“What a day!” he said to himself, sponging his neck, feeling every ounce of his strength dissolve in perspiration; a feverish agitation still prevented him from remaining in one spot; once more he walked up and down, trying every chair in the room in turn. Wearied of the struggle, at last he fell against his bureau and leaning mechanically against the table, without thinking of anything, he touched an astrolabe which rested on a mass of books and notes and served as a paper weight.
He had purchased this engraved and gilded copper instrument (it had come from Germany and dated from the seventeenth century) of a second-hand Paris dealer, after a visit to the Cluny Museum, where he had stood for a long while in ecstatic admiration before a marvelous astrolabe made of chiseled ivory, whose cabalistic appearance enchanted him.
This paper weight evoked many reminiscences within him. Aroused and actuated by the appearance of this trinket, his thoughts rushed from Fontenay to Paris, to the curio shop where he had purchased it, then returned to the Museum, and he mentally beheld the ivory astrolabe, while his unseeing eyes continued to gaze upon the copper astrolabe on the table.

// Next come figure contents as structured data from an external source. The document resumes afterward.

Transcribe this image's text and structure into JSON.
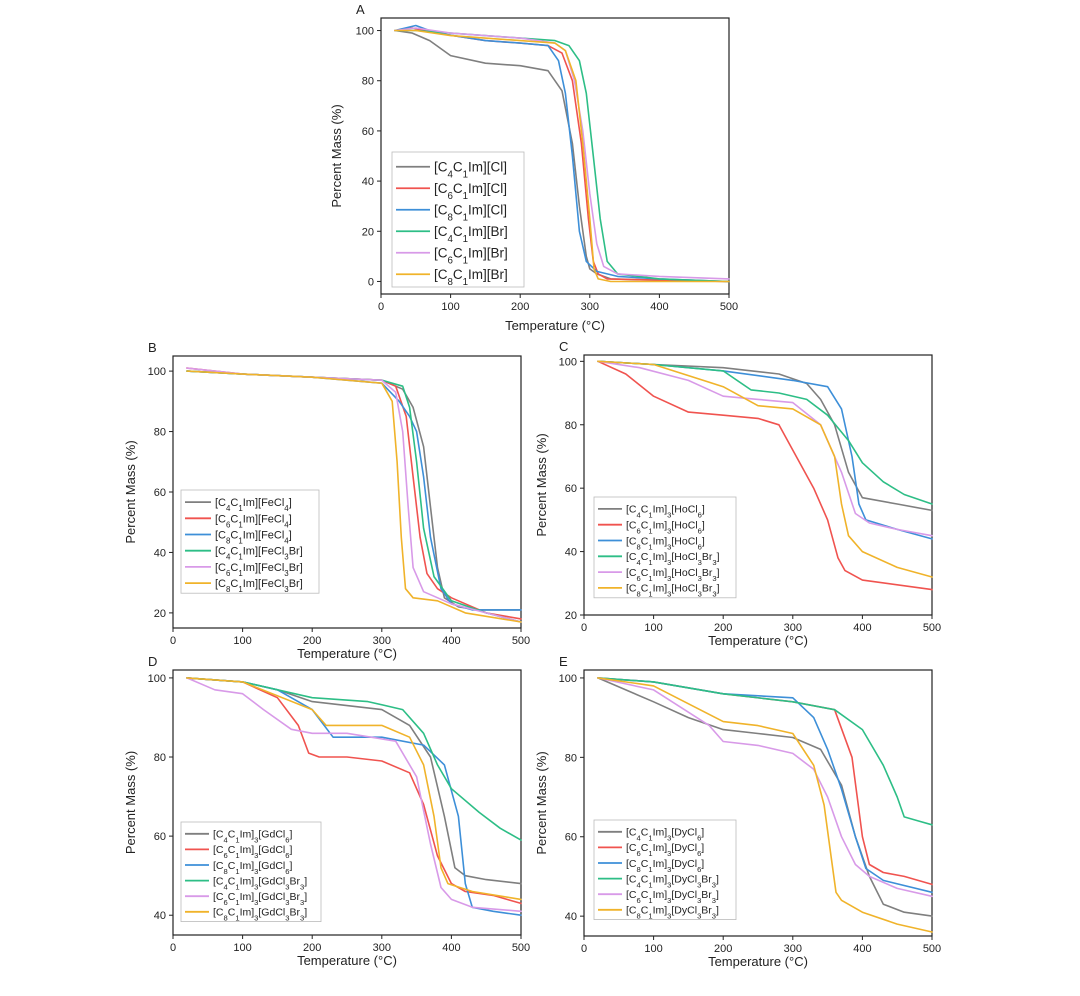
{
  "colors": [
    "#7f7f7f",
    "#f0534f",
    "#3d8fd8",
    "#2dbe86",
    "#d89ae8",
    "#f0b32a"
  ],
  "chart_data": [
    {
      "panel": "A",
      "type": "line",
      "xlabel": "Temperature (°C)",
      "ylabel": "Percent Mass (%)",
      "xlim": [
        0,
        500
      ],
      "ylim": [
        -5,
        105
      ],
      "xticks": [
        0,
        100,
        200,
        300,
        400,
        500
      ],
      "yticks": [
        0,
        20,
        40,
        60,
        80,
        100
      ],
      "legend_placement": "lower-left",
      "series": [
        {
          "name": "[C4C1Im][Cl]",
          "x": [
            20,
            45,
            70,
            100,
            150,
            200,
            240,
            260,
            275,
            285,
            295,
            300,
            310,
            330,
            400,
            500
          ],
          "y": [
            100,
            99,
            96,
            90,
            87,
            86,
            84,
            76,
            55,
            30,
            10,
            5,
            3,
            1,
            0.5,
            0
          ]
        },
        {
          "name": "[C6C1Im][Cl]",
          "x": [
            20,
            45,
            80,
            150,
            200,
            240,
            260,
            275,
            288,
            298,
            305,
            312,
            325,
            400,
            500
          ],
          "y": [
            100,
            101,
            99,
            96,
            95,
            94,
            91,
            80,
            55,
            25,
            8,
            3,
            1,
            0.5,
            0
          ]
        },
        {
          "name": "[C8C1Im][Cl]",
          "x": [
            20,
            50,
            80,
            150,
            200,
            240,
            255,
            265,
            275,
            285,
            295,
            310,
            340,
            400,
            500
          ],
          "y": [
            100,
            102,
            99,
            96,
            95,
            94,
            88,
            75,
            50,
            20,
            8,
            4,
            2,
            1,
            0
          ]
        },
        {
          "name": "[C4C1Im][Br]",
          "x": [
            20,
            50,
            100,
            200,
            250,
            270,
            285,
            295,
            305,
            315,
            325,
            340,
            400,
            500
          ],
          "y": [
            100,
            100,
            99,
            97,
            96,
            94,
            88,
            75,
            50,
            25,
            8,
            3,
            1,
            0
          ]
        },
        {
          "name": "[C6C1Im][Br]",
          "x": [
            20,
            50,
            100,
            200,
            250,
            265,
            278,
            290,
            300,
            310,
            320,
            340,
            400,
            500
          ],
          "y": [
            100,
            101,
            99,
            97,
            95,
            92,
            80,
            60,
            35,
            15,
            6,
            3,
            2,
            1
          ]
        },
        {
          "name": "[C8C1Im][Br]",
          "x": [
            20,
            50,
            100,
            200,
            250,
            265,
            280,
            290,
            300,
            306,
            312,
            330,
            400,
            500
          ],
          "y": [
            100,
            100,
            98,
            96,
            95,
            92,
            80,
            55,
            25,
            5,
            1,
            0,
            0,
            0
          ]
        }
      ]
    },
    {
      "panel": "B",
      "type": "line",
      "xlabel": "Temperature (°C)",
      "ylabel": "Percent Mass (%)",
      "xlim": [
        0,
        500
      ],
      "ylim": [
        15,
        105
      ],
      "xticks": [
        0,
        100,
        200,
        300,
        400,
        500
      ],
      "yticks": [
        20,
        40,
        60,
        80,
        100
      ],
      "legend_placement": "lower-left",
      "series": [
        {
          "name": "[C4C1Im][FeCl4]",
          "x": [
            20,
            100,
            200,
            300,
            330,
            345,
            360,
            370,
            380,
            390,
            410,
            440,
            500
          ],
          "y": [
            100,
            99,
            98,
            97,
            94,
            88,
            75,
            55,
            35,
            25,
            22,
            21,
            21
          ]
        },
        {
          "name": "[C6C1Im][FeCl4]",
          "x": [
            20,
            100,
            200,
            300,
            320,
            335,
            345,
            355,
            365,
            380,
            400,
            420,
            450,
            500
          ],
          "y": [
            101,
            99,
            98,
            97,
            95,
            85,
            65,
            45,
            33,
            28,
            25,
            23,
            20,
            18
          ]
        },
        {
          "name": "[C8C1Im][FeCl4]",
          "x": [
            20,
            100,
            200,
            300,
            325,
            340,
            350,
            360,
            370,
            385,
            400,
            430,
            500
          ],
          "y": [
            100,
            99,
            98,
            96,
            90,
            85,
            80,
            65,
            45,
            28,
            23,
            21,
            21
          ]
        },
        {
          "name": "[C4C1Im][FeCl3Br]",
          "x": [
            20,
            100,
            200,
            300,
            330,
            340,
            350,
            360,
            375,
            400,
            450,
            500
          ],
          "y": [
            100,
            99,
            98,
            97,
            95,
            88,
            70,
            48,
            32,
            24,
            20,
            17
          ]
        },
        {
          "name": "[C6C1Im][FeCl3Br]",
          "x": [
            20,
            100,
            200,
            300,
            320,
            330,
            338,
            345,
            360,
            400,
            450,
            500
          ],
          "y": [
            101,
            99,
            98,
            97,
            93,
            80,
            55,
            35,
            27,
            23,
            20,
            17
          ]
        },
        {
          "name": "[C8C1Im][FeCl3Br]",
          "x": [
            20,
            100,
            200,
            300,
            315,
            322,
            328,
            334,
            345,
            380,
            420,
            500
          ],
          "y": [
            100,
            99,
            98,
            96,
            90,
            70,
            45,
            28,
            25,
            24,
            20,
            17
          ]
        }
      ]
    },
    {
      "panel": "C",
      "type": "line",
      "xlabel": "Temperature (°C)",
      "ylabel": "Percent Mass (%)",
      "xlim": [
        0,
        500
      ],
      "ylim": [
        20,
        102
      ],
      "xticks": [
        0,
        100,
        200,
        300,
        400,
        500
      ],
      "yticks": [
        20,
        40,
        60,
        80,
        100
      ],
      "legend_placement": "lower-left",
      "series": [
        {
          "name": "[C4C1Im]3[HoCl6]",
          "x": [
            20,
            100,
            200,
            280,
            320,
            340,
            360,
            380,
            400,
            450,
            500
          ],
          "y": [
            100,
            99,
            98,
            96,
            93,
            88,
            80,
            65,
            57,
            55,
            53
          ]
        },
        {
          "name": "[C6C1Im]3[HoCl6]",
          "x": [
            20,
            60,
            100,
            150,
            200,
            250,
            280,
            300,
            330,
            350,
            365,
            375,
            400,
            500
          ],
          "y": [
            100,
            96,
            89,
            84,
            83,
            82,
            80,
            72,
            60,
            50,
            38,
            34,
            31,
            28
          ]
        },
        {
          "name": "[C8C1Im]3[HoCl6]",
          "x": [
            20,
            100,
            200,
            300,
            350,
            370,
            385,
            395,
            405,
            450,
            500
          ],
          "y": [
            100,
            99,
            97,
            94,
            92,
            85,
            70,
            55,
            50,
            47,
            44
          ]
        },
        {
          "name": "[C4C1Im]3[HoCl3Br3]",
          "x": [
            20,
            100,
            200,
            240,
            280,
            320,
            350,
            380,
            400,
            430,
            460,
            500
          ],
          "y": [
            100,
            99,
            97,
            91,
            90,
            88,
            83,
            75,
            68,
            62,
            58,
            55
          ]
        },
        {
          "name": "[C6C1Im]3[HoCl3Br3]",
          "x": [
            20,
            80,
            150,
            200,
            250,
            300,
            340,
            370,
            390,
            410,
            450,
            500
          ],
          "y": [
            100,
            98,
            94,
            89,
            88,
            87,
            80,
            65,
            52,
            49,
            47,
            45
          ]
        },
        {
          "name": "[C8C1Im]3[HoCl3Br3]",
          "x": [
            20,
            100,
            200,
            250,
            300,
            340,
            360,
            370,
            380,
            400,
            450,
            500
          ],
          "y": [
            100,
            99,
            92,
            86,
            85,
            80,
            70,
            55,
            45,
            40,
            35,
            32
          ]
        }
      ]
    },
    {
      "panel": "D",
      "type": "line",
      "xlabel": "Temperature (°C)",
      "ylabel": "Percent Mass (%)",
      "xlim": [
        0,
        500
      ],
      "ylim": [
        35,
        102
      ],
      "xticks": [
        0,
        100,
        200,
        300,
        400,
        500
      ],
      "yticks": [
        40,
        60,
        80,
        100
      ],
      "legend_placement": "lower-left",
      "series": [
        {
          "name": "[C4C1Im]3[GdCl6]",
          "x": [
            20,
            100,
            150,
            200,
            300,
            340,
            370,
            390,
            405,
            420,
            450,
            500
          ],
          "y": [
            100,
            99,
            97,
            94,
            92,
            88,
            80,
            65,
            52,
            50,
            49,
            48
          ]
        },
        {
          "name": "[C6C1Im]3[GdCl6]",
          "x": [
            20,
            100,
            150,
            180,
            195,
            210,
            250,
            300,
            340,
            360,
            380,
            400,
            420,
            460,
            500
          ],
          "y": [
            100,
            99,
            95,
            88,
            81,
            80,
            80,
            79,
            76,
            68,
            55,
            48,
            46,
            45,
            43
          ]
        },
        {
          "name": "[C8C1Im]3[GdCl6]",
          "x": [
            20,
            100,
            150,
            200,
            230,
            300,
            360,
            390,
            410,
            420,
            430,
            460,
            500
          ],
          "y": [
            100,
            99,
            97,
            92,
            85,
            85,
            83,
            78,
            65,
            48,
            42,
            41,
            40
          ]
        },
        {
          "name": "[C4C1Im]3[GdCl3Br3]",
          "x": [
            20,
            100,
            200,
            280,
            330,
            360,
            380,
            400,
            440,
            470,
            500
          ],
          "y": [
            100,
            99,
            95,
            94,
            92,
            86,
            78,
            72,
            66,
            62,
            59
          ]
        },
        {
          "name": "[C6C1Im]3[GdCl3Br3]",
          "x": [
            20,
            60,
            100,
            130,
            170,
            200,
            250,
            320,
            350,
            370,
            385,
            400,
            430,
            500
          ],
          "y": [
            100,
            97,
            96,
            92,
            87,
            86,
            86,
            84,
            75,
            58,
            47,
            44,
            42,
            41
          ]
        },
        {
          "name": "[C8C1Im]3[GdCl3Br3]",
          "x": [
            20,
            100,
            200,
            220,
            300,
            340,
            360,
            375,
            385,
            395,
            430,
            500
          ],
          "y": [
            100,
            99,
            92,
            88,
            88,
            85,
            78,
            65,
            52,
            48,
            46,
            44
          ]
        }
      ]
    },
    {
      "panel": "E",
      "type": "line",
      "xlabel": "Temperature (°C)",
      "ylabel": "Percent Mass (%)",
      "xlim": [
        0,
        500
      ],
      "ylim": [
        35,
        102
      ],
      "xticks": [
        0,
        100,
        200,
        300,
        400,
        500
      ],
      "yticks": [
        40,
        60,
        80,
        100
      ],
      "legend_placement": "lower-left",
      "series": [
        {
          "name": "[C4C1Im]3[DyCl6]",
          "x": [
            20,
            100,
            150,
            200,
            250,
            300,
            340,
            370,
            390,
            410,
            430,
            460,
            500
          ],
          "y": [
            100,
            94,
            90,
            87,
            86,
            85,
            82,
            73,
            60,
            50,
            43,
            41,
            40
          ]
        },
        {
          "name": "[C6C1Im]3[DyCl6]",
          "x": [
            20,
            100,
            200,
            300,
            360,
            385,
            400,
            410,
            430,
            460,
            500
          ],
          "y": [
            100,
            99,
            96,
            94,
            92,
            80,
            60,
            53,
            51,
            50,
            48
          ]
        },
        {
          "name": "[C8C1Im]3[DyCl6]",
          "x": [
            20,
            100,
            200,
            300,
            330,
            350,
            370,
            390,
            405,
            430,
            500
          ],
          "y": [
            100,
            99,
            96,
            95,
            90,
            82,
            72,
            60,
            52,
            49,
            46
          ]
        },
        {
          "name": "[C4C1Im]3[DyCl3Br3]",
          "x": [
            20,
            100,
            200,
            300,
            360,
            400,
            430,
            450,
            460,
            480,
            500
          ],
          "y": [
            100,
            99,
            96,
            94,
            92,
            87,
            78,
            70,
            65,
            64,
            63
          ]
        },
        {
          "name": "[C6C1Im]3[DyCl3Br3]",
          "x": [
            20,
            100,
            180,
            200,
            250,
            300,
            330,
            350,
            370,
            390,
            410,
            450,
            500
          ],
          "y": [
            100,
            97,
            88,
            84,
            83,
            81,
            77,
            70,
            60,
            53,
            50,
            47,
            45
          ]
        },
        {
          "name": "[C8C1Im]3[DyCl3Br3]",
          "x": [
            20,
            100,
            200,
            250,
            300,
            330,
            345,
            355,
            362,
            370,
            400,
            450,
            500
          ],
          "y": [
            100,
            98,
            89,
            88,
            86,
            78,
            68,
            55,
            46,
            44,
            41,
            38,
            36
          ]
        }
      ]
    }
  ]
}
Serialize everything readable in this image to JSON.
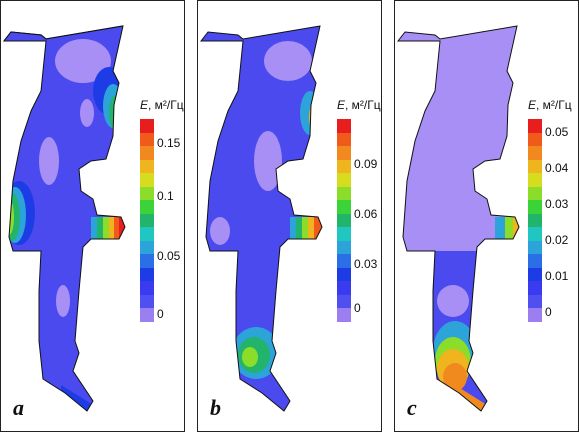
{
  "colorbar_title": {
    "symbol": "E",
    "unit": ", м²/Гц"
  },
  "panels": [
    {
      "id": "a",
      "label": "a",
      "ticks": [
        "0.15",
        "0.1",
        "0.05",
        "0"
      ]
    },
    {
      "id": "b",
      "label": "b",
      "ticks": [
        "0.09",
        "0.06",
        "0.03",
        "0"
      ]
    },
    {
      "id": "c",
      "label": "c",
      "ticks": [
        "0.05",
        "0.04",
        "0.03",
        "0.02",
        "0.01",
        "0"
      ]
    }
  ],
  "colors": {
    "scale": [
      "#9b7ef0",
      "#5050f0",
      "#3a3af0",
      "#1e3ce6",
      "#2b6fe6",
      "#2ca3d9",
      "#20c6c2",
      "#22b46a",
      "#3cd23a",
      "#8cdc2a",
      "#d6dc1e",
      "#f0b41e",
      "#f08a1e",
      "#f05a1a",
      "#e81e1e"
    ],
    "base": "#4a4aee",
    "pale": "#a88ff5"
  }
}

Then he left the Museum and, without quitting the town, strolled down the streets, wandered through the rue du Sommerard and the boulevard Saint-Michel, branched off into the neighboring streets, and paused before certain shops whose quite extraordinary appearance and profusion had often attracted him.
Beginning with an astrolabe, this spiritual jaunt ended in the cafes of the Latin Quarter.
He remembered how these places were crowded in the rue Monsieur-le-Prince and at the end of the rue de Vaugirard, touching the Odeon; sometimes they followed one another like the old riddecks of the Canal-aux-Harengs, at Antwerp, each of which revealed a front, the counterpart of its neighbor.
Through the half-opened doors and the windows dimmed with colored panes or curtains, he had often seen women who walked about like geese; others, on benches, rested their elbows on the marble tables, humming, their temples resting between their hands; still others strutted and posed in front of mirrors, playing with their false hair pomaded by hair-dressers; others, again, took money from their purses and methodically sorted the different denominations in little heaps.
Most of them had heavy features, hoarse voices, flabby necks and painted eyes; and all of them, like automatons, moved simultaneously upon the same impulse, flung the same enticements with the same tone and uttered the identical queer words, the same odd inflections and the same smile.
Certain ideas associated themselves in the mind of Des Esseintes, whose reveries came to an end, now that he recalled this collection of coffee-houses and streets.
He understood the significance of those cafes which reflected the state of soul of an entire generation, and from it he discovered the synthesis of the period.